Кант ближе к первой точке зрения, поскольку он подчеркивает коренное зло человеческой природы и возвышенность нравственного закона, но он, как и второй, не отчаивается в своих силах, а, напротив, в несгибаемой, оптимистической вере в доброе в человечестве призывает его к нравственной борьбе; его строгий, формальный нравственный закон не закрывает развитие индивидуальности, а ставит перед ней бесконечное множество задач.1) Идеалом Шиллера, поэта, является скорее человек в его «тотальности», «ансамбле всех душевных сил». Поэтому он ближе ко второму (гуманистическому) типу мышления, но только оно его не удовлетворяет; ему нужны два «проводника жизни»: рядом с нравственно прекрасным, как его дополнение, нравственно возвышенное. Эта этическая позиция настолько четко прослеживается во всех произведениях Шиллера, что мы можем быть относительно краткими в изложении и ограничиться несколькими характерными высказываниями.

Первый же трактат, в котором излагается идеал нравственно прекрасного, «Грация и достоинство», также напоминает нам о том, что нравственная красота – это только идеал (см. выше с. 565). Сам факт представления грации как проявления женской добродетели, которая, тем не менее, «редко… поднимается до высшей идеи нравственной чистоты и редко идет дальше любовных поступков «2) показывает, что Шиллер не считает ее характеристикой полноценного человека, так же как, с другой стороны, он не считает просто мужским достоинством.

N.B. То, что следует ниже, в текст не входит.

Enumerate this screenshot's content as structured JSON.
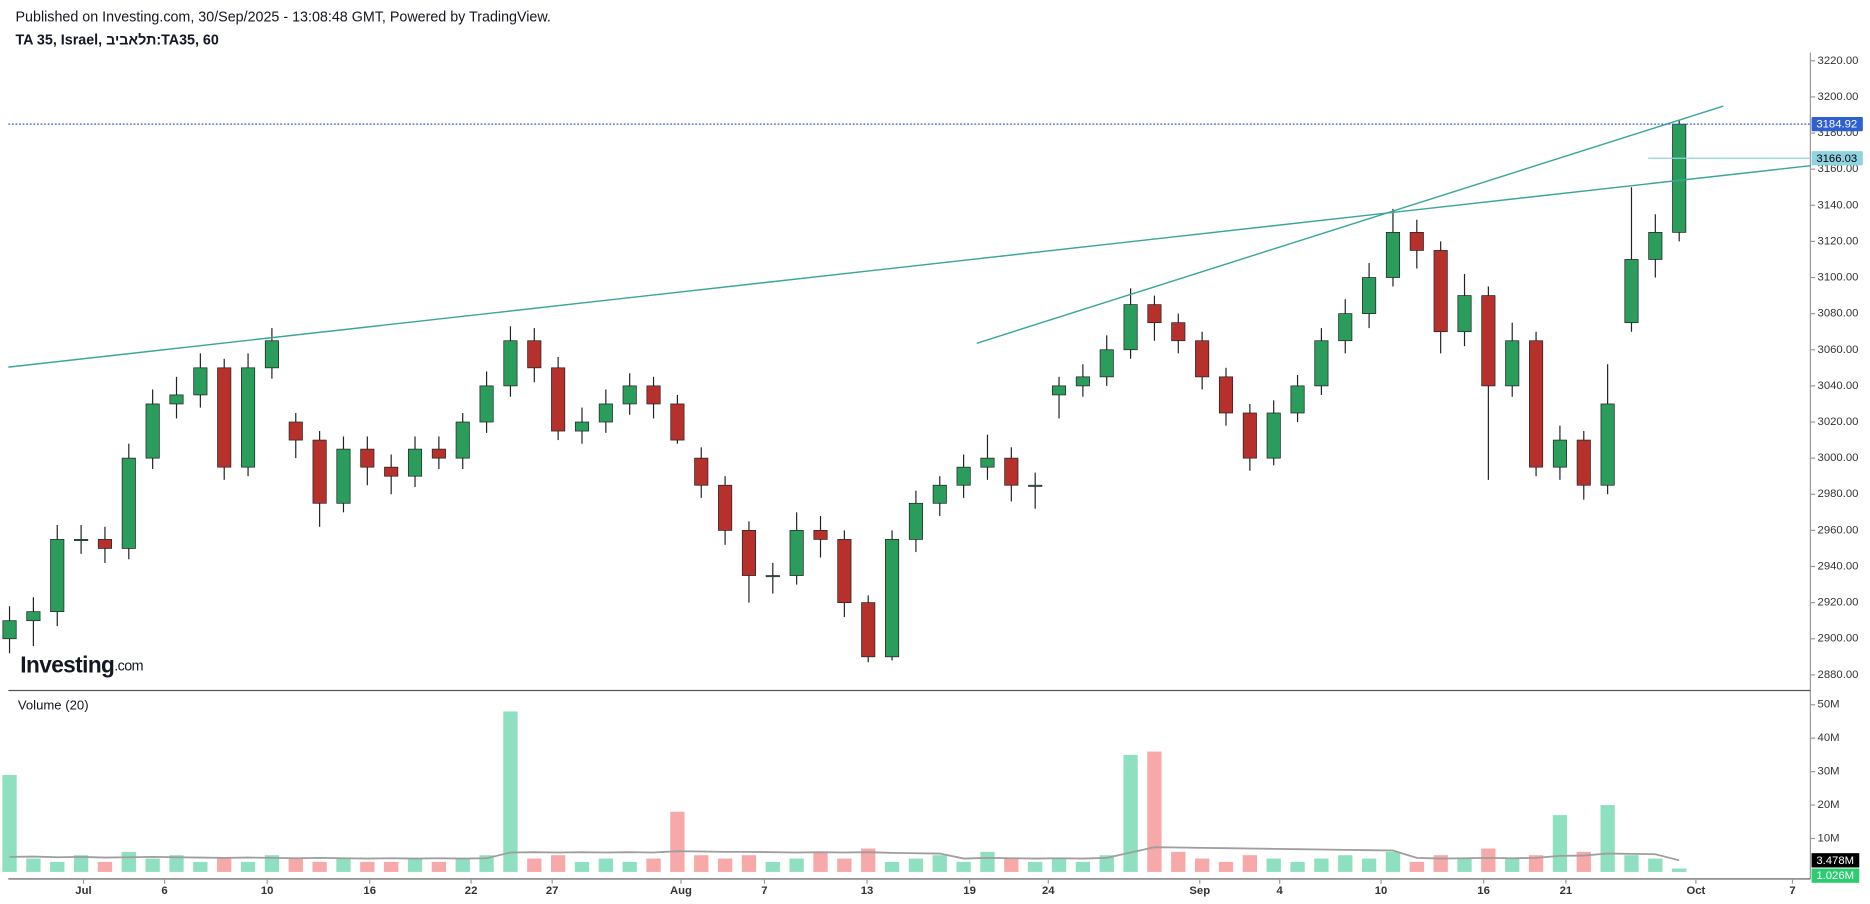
{
  "header": {
    "published": "Published on Investing.com, 30/Sep/2025 - 13:08:48 GMT, Powered by TradingView.",
    "symbol": "TA 35, Israel, תלאביב:TA35, 60"
  },
  "logo": {
    "brand": "Investing",
    "suffix": ".com"
  },
  "chart_data": {
    "type": "candlestick",
    "up_color": "#2a9d5c",
    "down_color": "#b7312c",
    "ylim": [
      2872,
      3224.6
    ],
    "yticks": [
      {
        "value": 2880,
        "label": "2880.00"
      },
      {
        "value": 2900,
        "label": "2900.00"
      },
      {
        "value": 2920,
        "label": "2920.00"
      },
      {
        "value": 2940,
        "label": "2940.00"
      },
      {
        "value": 2960,
        "label": "2960.00"
      },
      {
        "value": 2980,
        "label": "2980.00"
      },
      {
        "value": 3000,
        "label": "3000.00"
      },
      {
        "value": 3020,
        "label": "3020.00"
      },
      {
        "value": 3040,
        "label": "3040.00"
      },
      {
        "value": 3060,
        "label": "3060.00"
      },
      {
        "value": 3080,
        "label": "3080.00"
      },
      {
        "value": 3100,
        "label": "3100.00"
      },
      {
        "value": 3120,
        "label": "3120.00"
      },
      {
        "value": 3140,
        "label": "3140.00"
      },
      {
        "value": 3160,
        "label": "3160.00"
      },
      {
        "value": 3180,
        "label": "3180.00"
      },
      {
        "value": 3200,
        "label": "3200.00"
      },
      {
        "value": 3220,
        "label": "3220.00"
      }
    ],
    "grid": false,
    "xlim": [
      -0.05,
      75.5
    ],
    "xticks": [
      {
        "value": 3.1,
        "label": "Jul"
      },
      {
        "value": 6.5,
        "label": "6"
      },
      {
        "value": 10.8,
        "label": "10"
      },
      {
        "value": 15.1,
        "label": "16"
      },
      {
        "value": 19.35,
        "label": "22"
      },
      {
        "value": 22.75,
        "label": "27"
      },
      {
        "value": 28.15,
        "label": "Aug"
      },
      {
        "value": 31.65,
        "label": "7"
      },
      {
        "value": 35.95,
        "label": "13"
      },
      {
        "value": 40.25,
        "label": "19"
      },
      {
        "value": 43.55,
        "label": "24"
      },
      {
        "value": 49.9,
        "label": "Sep"
      },
      {
        "value": 53.25,
        "label": "4"
      },
      {
        "value": 57.5,
        "label": "10"
      },
      {
        "value": 61.8,
        "label": "16"
      },
      {
        "value": 65.25,
        "label": "21"
      },
      {
        "value": 70.7,
        "label": "Oct"
      },
      {
        "value": 74.75,
        "label": "7"
      }
    ],
    "open": [
      2900,
      2910,
      2915,
      2955,
      2955,
      2950,
      3000,
      3030,
      3035,
      3050,
      2995,
      3050,
      3020,
      3010,
      2975,
      3005,
      2995,
      2990,
      3005,
      3000,
      3020,
      3040,
      3065,
      3050,
      3015,
      3020,
      3030,
      3040,
      3030,
      3000,
      2985,
      2960,
      2935,
      2935,
      2960,
      2955,
      2920,
      2890,
      2955,
      2975,
      2985,
      2995,
      3000,
      2985,
      3035,
      3040,
      3045,
      3060,
      3085,
      3075,
      3065,
      3045,
      3025,
      3000,
      3025,
      3040,
      3065,
      3080,
      3100,
      3125,
      3115,
      3070,
      3090,
      3040,
      3065,
      2995,
      3010,
      2985,
      3075,
      3110,
      3125
    ],
    "high": [
      2918,
      2923,
      2963,
      2963,
      2962,
      3008,
      3038,
      3045,
      3058,
      3055,
      3058,
      3072,
      3025,
      3015,
      3012,
      3012,
      3002,
      3012,
      3012,
      3025,
      3048,
      3073,
      3072,
      3056,
      3028,
      3038,
      3047,
      3045,
      3035,
      3006,
      2990,
      2965,
      2942,
      2970,
      2968,
      2960,
      2924,
      2960,
      2982,
      2990,
      3002,
      3013,
      3006,
      2992,
      3045,
      3052,
      3068,
      3094,
      3090,
      3080,
      3070,
      3050,
      3030,
      3032,
      3046,
      3072,
      3088,
      3108,
      3138,
      3132,
      3120,
      3102,
      3095,
      3075,
      3070,
      3018,
      3015,
      3052,
      3150,
      3135,
      3187
    ],
    "low": [
      2892,
      2896,
      2907,
      2947,
      2942,
      2944,
      2994,
      3022,
      3028,
      2988,
      2990,
      3044,
      3000,
      2962,
      2970,
      2985,
      2980,
      2984,
      2994,
      2994,
      3014,
      3034,
      3042,
      3010,
      3008,
      3014,
      3024,
      3022,
      3008,
      2978,
      2952,
      2920,
      2925,
      2930,
      2945,
      2912,
      2887,
      2888,
      2948,
      2968,
      2978,
      2988,
      2976,
      2972,
      3022,
      3034,
      3040,
      3055,
      3065,
      3058,
      3038,
      3018,
      2993,
      2996,
      3020,
      3035,
      3058,
      3072,
      3095,
      3105,
      3058,
      3062,
      2988,
      3034,
      2990,
      2988,
      2977,
      2980,
      3070,
      3100,
      3120
    ],
    "close": [
      2910,
      2915,
      2955,
      2955,
      2950,
      3000,
      3030,
      3035,
      3050,
      2995,
      3050,
      3065,
      3010,
      2975,
      3005,
      2995,
      2990,
      3005,
      3000,
      3020,
      3040,
      3065,
      3050,
      3015,
      3020,
      3030,
      3040,
      3030,
      3010,
      2985,
      2960,
      2935,
      2935,
      2960,
      2955,
      2920,
      2890,
      2955,
      2975,
      2985,
      2995,
      3000,
      2985,
      2985,
      3040,
      3045,
      3060,
      3085,
      3075,
      3065,
      3045,
      3025,
      3000,
      3025,
      3040,
      3065,
      3080,
      3100,
      3125,
      3115,
      3070,
      3090,
      3040,
      3065,
      2995,
      3010,
      2985,
      3030,
      3110,
      3125,
      3184.92
    ],
    "trendlines": [
      {
        "x": [
          -0.05,
          75.5
        ],
        "y": [
          3050.4,
          3161.9
        ]
      },
      {
        "x": [
          40.55,
          71.85
        ],
        "y": [
          3063.6,
          3194.9
        ]
      }
    ],
    "trendline_color": "#3aa69a",
    "price_lines": [
      {
        "value": 3184.92,
        "dotted": true,
        "color": "#2f5fd0",
        "label_color": "#ffffff"
      },
      {
        "value": 3166.03,
        "from": 68.7,
        "dotted": false,
        "color": "#8fd3e0",
        "label_color": "#000000"
      }
    ],
    "volume": {
      "title": "Volume (20)",
      "up_color": "#8fe0c0",
      "down_color": "#f7a8a8",
      "ma_color": "#9e9e9e",
      "ylim": [
        -2.1,
        53.9
      ],
      "yticks": [
        {
          "value": 10,
          "label": "10M"
        },
        {
          "value": 20,
          "label": "20M"
        },
        {
          "value": 30,
          "label": "30M"
        },
        {
          "value": 40,
          "label": "40M"
        },
        {
          "value": 50,
          "label": "50M"
        }
      ],
      "values": [
        29,
        4,
        3,
        5,
        3,
        6,
        4,
        5,
        3,
        4,
        3,
        5,
        4,
        3,
        4,
        3,
        3,
        4,
        3,
        4,
        5,
        48,
        4,
        5,
        3,
        4,
        3,
        4,
        18,
        5,
        4,
        5,
        3,
        4,
        6,
        4,
        7,
        3,
        4,
        5,
        3,
        6,
        4,
        3,
        4,
        3,
        5,
        35,
        36,
        6,
        4,
        3,
        5,
        4,
        3,
        4,
        5,
        4,
        6,
        3,
        5,
        4,
        7,
        4,
        5,
        17,
        6,
        20,
        5,
        4,
        1.026
      ],
      "ma": [
        4.5,
        4.6,
        4.4,
        4.5,
        4.3,
        4.4,
        4.5,
        4.4,
        4.3,
        4.2,
        4.3,
        4.2,
        4.1,
        4.2,
        4.1,
        4.0,
        4.1,
        4.0,
        4.1,
        4.0,
        4.1,
        5.8,
        5.9,
        5.8,
        5.9,
        5.8,
        5.9,
        5.8,
        6.2,
        6.1,
        6.0,
        6.0,
        5.9,
        5.8,
        5.9,
        5.8,
        5.9,
        5.7,
        5.6,
        5.5,
        4.0,
        4.2,
        4.1,
        4.0,
        4.1,
        4.0,
        4.2,
        5.8,
        7.4,
        7.3,
        7.2,
        7.1,
        7.0,
        6.9,
        6.8,
        6.7,
        6.6,
        6.5,
        6.4,
        4.2,
        4.0,
        4.1,
        4.2,
        4.1,
        4.2,
        4.8,
        4.9,
        5.5,
        5.4,
        5.3,
        3.478
      ],
      "ma_label": "3.478M",
      "last_label": "1.026M"
    }
  }
}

Однако, в частности, главным содержанием раздела о достоинстве является дополнение нравственно прекрасного возвышенным: только там, где чувственность следует за чистой волей, требуется снисходительность, а не строгость (там же, 381). Там же, где, напротив, импульс хочет начать связывать сам себя, должно вступить в дело решительное сопротивление морального характера и произойти ограничение импульса (376, 381). Поэтому прекрасная душа должна превратиться в аффекте в возвышенную, если иначе она хочет подняться над простой темпераментной добродетелью доброго сердца (377). Как благодать требуется от добродетели, так достоинство – от склонности (383). Только когда благодать и достоинство соединяются в одном человеке, в нем завершается выражение человечности; «оправданный в мире духа и оправданный во внешности», он тогда стоит (385).

Из последующих эссе, в частности, в эссе о необходимых ограничениях в использовании прекрасных форм*, говорится об опасности эстетической морали для морали характера. Не следует осмеливаться пользоваться этим руководством (прекрасное, любовь), если оно еще не обеспечено лучшим (возвышенное, уважение). Именно в заключении этого трактата несчастье предстает как школа для испытания истинной добродетели (см. выше с. 567); то же самое происходит и в эссе «О патетическом».

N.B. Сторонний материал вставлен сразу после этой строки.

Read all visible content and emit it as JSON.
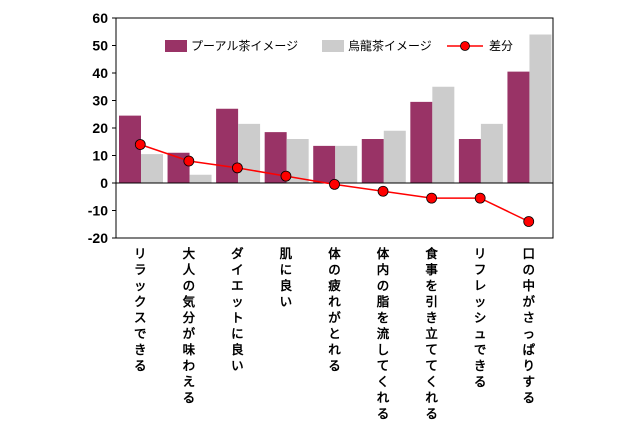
{
  "chart_data": {
    "type": "bar",
    "categories": [
      "リラックスできる",
      "大人の気分が味わえる",
      "ダイエットに良い",
      "肌に良い",
      "体の疲れがとれる",
      "体内の脂を流してくれる",
      "食事を引き立ててくれる",
      "リフレッシュできる",
      "口の中がさっぱりする"
    ],
    "series": [
      {
        "name": "プーアル茶イメージ",
        "type": "bar",
        "color": "#993366",
        "values": [
          24.5,
          11,
          27,
          18.5,
          13.5,
          16,
          29.5,
          16,
          40.5
        ]
      },
      {
        "name": "烏龍茶イメージ",
        "type": "bar",
        "color": "#cccccc",
        "values": [
          10.5,
          3,
          21.5,
          16,
          13.5,
          19,
          35,
          21.5,
          54
        ]
      },
      {
        "name": "差分",
        "type": "line",
        "color": "#ff0000",
        "values": [
          14,
          8,
          5.5,
          2.5,
          -0.5,
          -3,
          -5.5,
          -5.5,
          -14
        ]
      }
    ],
    "ylim": [
      -20,
      60
    ],
    "yticks": [
      "60",
      "50",
      "40",
      "30",
      "20",
      "10",
      "0",
      "-10",
      "-20"
    ],
    "legend_position": "top",
    "grid": false
  }
}
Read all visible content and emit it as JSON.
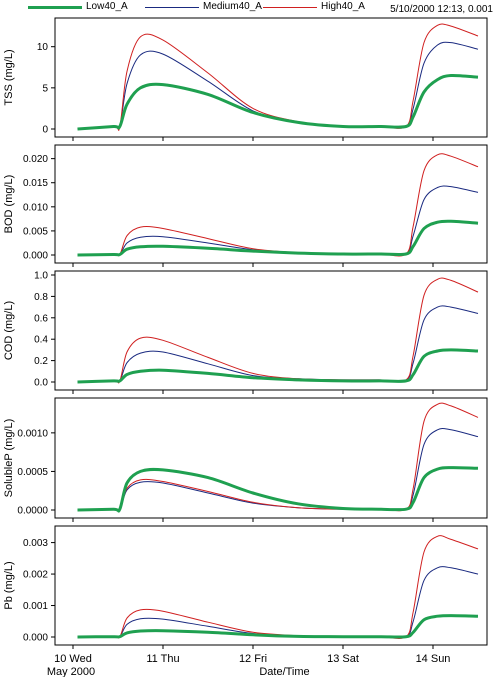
{
  "legend": {
    "items": [
      {
        "label": "Low40_A",
        "color": "#1fa050",
        "width": 3
      },
      {
        "label": "Medium40_A",
        "color": "#1a2a80",
        "width": 1
      },
      {
        "label": "High40_A",
        "color": "#d02020",
        "width": 1
      }
    ]
  },
  "cursor_readout": "5/10/2000 12:13, 0.001",
  "chart_data": {
    "type": "line",
    "x_axis": {
      "label": "Date/Time",
      "range_days": [
        9.8,
        14.6
      ],
      "ticks": [
        {
          "day": 10,
          "label": "10 Wed",
          "sublabel": "May 2000"
        },
        {
          "day": 11,
          "label": "11 Thu"
        },
        {
          "day": 12,
          "label": "12 Fri"
        },
        {
          "day": 13,
          "label": "13 Sat"
        },
        {
          "day": 14,
          "label": "14 Sun"
        }
      ]
    },
    "panels": [
      {
        "name": "tss",
        "ylabel": "TSS (mg/L)",
        "ylim": [
          0,
          13
        ],
        "yticks": [
          {
            "v": 0,
            "t": "0"
          },
          {
            "v": 5,
            "t": "5"
          },
          {
            "v": 10,
            "t": "10"
          }
        ],
        "series": [
          {
            "name": "Low40_A",
            "x": [
              10.05,
              10.45,
              10.52,
              10.6,
              10.75,
              11.0,
              11.5,
              12.0,
              12.5,
              13.0,
              13.4,
              13.7,
              13.78,
              13.9,
              14.05,
              14.2,
              14.5
            ],
            "y": [
              0,
              0.3,
              0.3,
              3.0,
              5.0,
              5.4,
              4.2,
              2.0,
              0.8,
              0.3,
              0.3,
              0.3,
              1.5,
              4.5,
              6.0,
              6.5,
              6.3
            ]
          },
          {
            "name": "Medium40_A",
            "x": [
              10.05,
              10.45,
              10.52,
              10.6,
              10.75,
              11.0,
              11.5,
              12.0,
              12.5,
              13.0,
              13.4,
              13.7,
              13.78,
              13.9,
              14.05,
              14.2,
              14.5
            ],
            "y": [
              0,
              0.3,
              0.3,
              5.5,
              9.0,
              9.1,
              5.8,
              2.2,
              0.8,
              0.3,
              0.3,
              0.3,
              2.5,
              8.0,
              10.2,
              10.5,
              9.7
            ]
          },
          {
            "name": "High40_A",
            "x": [
              10.05,
              10.45,
              10.52,
              10.6,
              10.75,
              11.0,
              11.5,
              12.0,
              12.5,
              13.0,
              13.4,
              13.7,
              13.78,
              13.9,
              14.05,
              14.2,
              14.5
            ],
            "y": [
              0,
              0.3,
              0.3,
              7.0,
              11.2,
              10.8,
              6.8,
              2.5,
              0.9,
              0.3,
              0.3,
              0.3,
              3.5,
              10.5,
              12.6,
              12.5,
              11.3
            ]
          }
        ]
      },
      {
        "name": "bod",
        "ylabel": "BOD (mg/L)",
        "ylim": [
          0,
          0.022
        ],
        "yticks": [
          {
            "v": 0,
            "t": "0.000"
          },
          {
            "v": 0.005,
            "t": "0.005"
          },
          {
            "v": 0.01,
            "t": "0.010"
          },
          {
            "v": 0.015,
            "t": "0.015"
          },
          {
            "v": 0.02,
            "t": "0.020"
          }
        ],
        "series": [
          {
            "name": "Low40_A",
            "x": [
              10.05,
              10.45,
              10.52,
              10.6,
              10.75,
              11.0,
              11.5,
              12.0,
              12.5,
              13.0,
              13.4,
              13.7,
              13.78,
              13.9,
              14.05,
              14.2,
              14.5
            ],
            "y": [
              0,
              0.0001,
              0.0001,
              0.0012,
              0.0017,
              0.0018,
              0.0014,
              0.0008,
              0.0004,
              0.0002,
              0.0002,
              0.0002,
              0.0018,
              0.0055,
              0.0068,
              0.007,
              0.0066
            ]
          },
          {
            "name": "Medium40_A",
            "x": [
              10.05,
              10.45,
              10.52,
              10.6,
              10.75,
              11.0,
              11.5,
              12.0,
              12.5,
              13.0,
              13.4,
              13.7,
              13.78,
              13.9,
              14.05,
              14.2,
              14.5
            ],
            "y": [
              0,
              0.0001,
              0.0001,
              0.0025,
              0.0037,
              0.0038,
              0.0025,
              0.0011,
              0.0005,
              0.0002,
              0.0002,
              0.0002,
              0.004,
              0.0115,
              0.014,
              0.0142,
              0.013
            ]
          },
          {
            "name": "High40_A",
            "x": [
              10.05,
              10.45,
              10.52,
              10.6,
              10.75,
              11.0,
              11.5,
              12.0,
              12.5,
              13.0,
              13.4,
              13.7,
              13.78,
              13.9,
              14.05,
              14.2,
              14.5
            ],
            "y": [
              0,
              0.0001,
              0.0001,
              0.004,
              0.0058,
              0.0055,
              0.0034,
              0.0013,
              0.0005,
              0.0002,
              0.0002,
              0.0002,
              0.006,
              0.0175,
              0.0208,
              0.0205,
              0.0183
            ]
          }
        ]
      },
      {
        "name": "cod",
        "ylabel": "COD (mg/L)",
        "ylim": [
          0,
          1.0
        ],
        "yticks": [
          {
            "v": 0,
            "t": "0.0"
          },
          {
            "v": 0.2,
            "t": "0.2"
          },
          {
            "v": 0.4,
            "t": "0.4"
          },
          {
            "v": 0.6,
            "t": "0.6"
          },
          {
            "v": 0.8,
            "t": "0.8"
          },
          {
            "v": 1.0,
            "t": "1.0"
          }
        ],
        "series": [
          {
            "name": "Low40_A",
            "x": [
              10.05,
              10.45,
              10.52,
              10.6,
              10.75,
              11.0,
              11.5,
              12.0,
              12.5,
              13.0,
              13.4,
              13.7,
              13.78,
              13.9,
              14.05,
              14.2,
              14.5
            ],
            "y": [
              0,
              0.01,
              0.01,
              0.07,
              0.1,
              0.11,
              0.08,
              0.04,
              0.02,
              0.01,
              0.01,
              0.01,
              0.07,
              0.24,
              0.29,
              0.3,
              0.29
            ]
          },
          {
            "name": "Medium40_A",
            "x": [
              10.05,
              10.45,
              10.52,
              10.6,
              10.75,
              11.0,
              11.5,
              12.0,
              12.5,
              13.0,
              13.4,
              13.7,
              13.78,
              13.9,
              14.05,
              14.2,
              14.5
            ],
            "y": [
              0,
              0.01,
              0.01,
              0.18,
              0.27,
              0.28,
              0.17,
              0.06,
              0.03,
              0.02,
              0.02,
              0.02,
              0.18,
              0.58,
              0.7,
              0.7,
              0.64
            ]
          },
          {
            "name": "High40_A",
            "x": [
              10.05,
              10.45,
              10.52,
              10.6,
              10.75,
              11.0,
              11.5,
              12.0,
              12.5,
              13.0,
              13.4,
              13.7,
              13.78,
              13.9,
              14.05,
              14.2,
              14.5
            ],
            "y": [
              0,
              0.01,
              0.01,
              0.28,
              0.41,
              0.39,
              0.23,
              0.08,
              0.03,
              0.02,
              0.02,
              0.02,
              0.25,
              0.81,
              0.96,
              0.95,
              0.84
            ]
          }
        ]
      },
      {
        "name": "solublep",
        "ylabel": "SolubleP (mg/L)",
        "ylim": [
          0,
          0.0014
        ],
        "yticks": [
          {
            "v": 0,
            "t": "0.0000"
          },
          {
            "v": 0.0005,
            "t": "0.0005"
          },
          {
            "v": 0.001,
            "t": "0.0010"
          }
        ],
        "series": [
          {
            "name": "Low40_A",
            "x": [
              10.05,
              10.45,
              10.52,
              10.6,
              10.75,
              11.0,
              11.5,
              12.0,
              12.5,
              13.0,
              13.4,
              13.7,
              13.78,
              13.9,
              14.05,
              14.2,
              14.5
            ],
            "y": [
              0,
              1e-05,
              1e-05,
              0.00035,
              0.0005,
              0.00052,
              0.00042,
              0.00022,
              8e-05,
              2e-05,
              1e-05,
              1e-05,
              0.0001,
              0.00042,
              0.00053,
              0.00055,
              0.00054
            ]
          },
          {
            "name": "Medium40_A",
            "x": [
              10.05,
              10.45,
              10.52,
              10.6,
              10.75,
              11.0,
              11.5,
              12.0,
              12.5,
              13.0,
              13.4,
              13.7,
              13.78,
              13.9,
              14.05,
              14.2,
              14.5
            ],
            "y": [
              0,
              1e-05,
              1e-05,
              0.00026,
              0.00036,
              0.00035,
              0.00022,
              9e-05,
              3e-05,
              1e-05,
              1e-05,
              1e-05,
              0.0002,
              0.00085,
              0.00104,
              0.00104,
              0.00095
            ]
          },
          {
            "name": "High40_A",
            "x": [
              10.05,
              10.45,
              10.52,
              10.6,
              10.75,
              11.0,
              11.5,
              12.0,
              12.5,
              13.0,
              13.4,
              13.7,
              13.78,
              13.9,
              14.05,
              14.2,
              14.5
            ],
            "y": [
              0,
              1e-05,
              1e-05,
              0.00028,
              0.00039,
              0.00037,
              0.00024,
              0.0001,
              3e-05,
              1e-05,
              1e-05,
              1e-05,
              0.00028,
              0.00115,
              0.00137,
              0.00135,
              0.0012
            ]
          }
        ]
      },
      {
        "name": "pb",
        "ylabel": "Pb (mg/L)",
        "ylim": [
          0,
          0.0034
        ],
        "yticks": [
          {
            "v": 0,
            "t": "0.000"
          },
          {
            "v": 0.001,
            "t": "0.001"
          },
          {
            "v": 0.002,
            "t": "0.002"
          },
          {
            "v": 0.003,
            "t": "0.003"
          }
        ],
        "series": [
          {
            "name": "Low40_A",
            "x": [
              10.05,
              10.45,
              10.52,
              10.6,
              10.75,
              11.0,
              11.5,
              12.0,
              12.5,
              13.0,
              13.4,
              13.7,
              13.78,
              13.9,
              14.05,
              14.2,
              14.5
            ],
            "y": [
              0,
              1e-05,
              1e-05,
              0.00013,
              0.00019,
              0.0002,
              0.00015,
              7e-05,
              2e-05,
              1e-05,
              1e-05,
              1e-05,
              0.00015,
              0.00055,
              0.00066,
              0.00068,
              0.00066
            ]
          },
          {
            "name": "Medium40_A",
            "x": [
              10.05,
              10.45,
              10.52,
              10.6,
              10.75,
              11.0,
              11.5,
              12.0,
              12.5,
              13.0,
              13.4,
              13.7,
              13.78,
              13.9,
              14.05,
              14.2,
              14.5
            ],
            "y": [
              0,
              1e-05,
              1e-05,
              0.0004,
              0.00058,
              0.00057,
              0.00034,
              0.00011,
              3e-05,
              1e-05,
              1e-05,
              1e-05,
              0.0005,
              0.0018,
              0.0022,
              0.0022,
              0.002
            ]
          },
          {
            "name": "High40_A",
            "x": [
              10.05,
              10.45,
              10.52,
              10.6,
              10.75,
              11.0,
              11.5,
              12.0,
              12.5,
              13.0,
              13.4,
              13.7,
              13.78,
              13.9,
              14.05,
              14.2,
              14.5
            ],
            "y": [
              0,
              1e-05,
              1e-05,
              0.0006,
              0.00086,
              0.00082,
              0.00047,
              0.00015,
              4e-05,
              1e-05,
              1e-05,
              1e-05,
              0.0008,
              0.0027,
              0.0032,
              0.0031,
              0.0028
            ]
          }
        ]
      }
    ]
  }
}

В письмах к Аугустенбургу, особенно в третьем, он в историко-психологических пояснениях разъясняет, как эстетическая утонченность обычно покупается энергией характера, «самой действенной пружиной всего великого и прекрасного в человеке, которую никакое другое преимущество, как бы велико оно ни было, заменить не может* (с. 93). Прекрасное противостоит дикости, возвышенное затихает, и «только самое точное равновесие обоих видов чувства» завершает вкус, т.е. воплощается в нравственном, цельном, едином человеке (с. 95). Материи совершенно не позволено вмешиваться в чистое законодательство разума, желать подняться к нему, но последний может спуститься к материи (с. 101), чтобы на ее «зеркале» «чистое демоническое пламя, как день на утренних облаках, могло играть своими бесплотными красками» (104).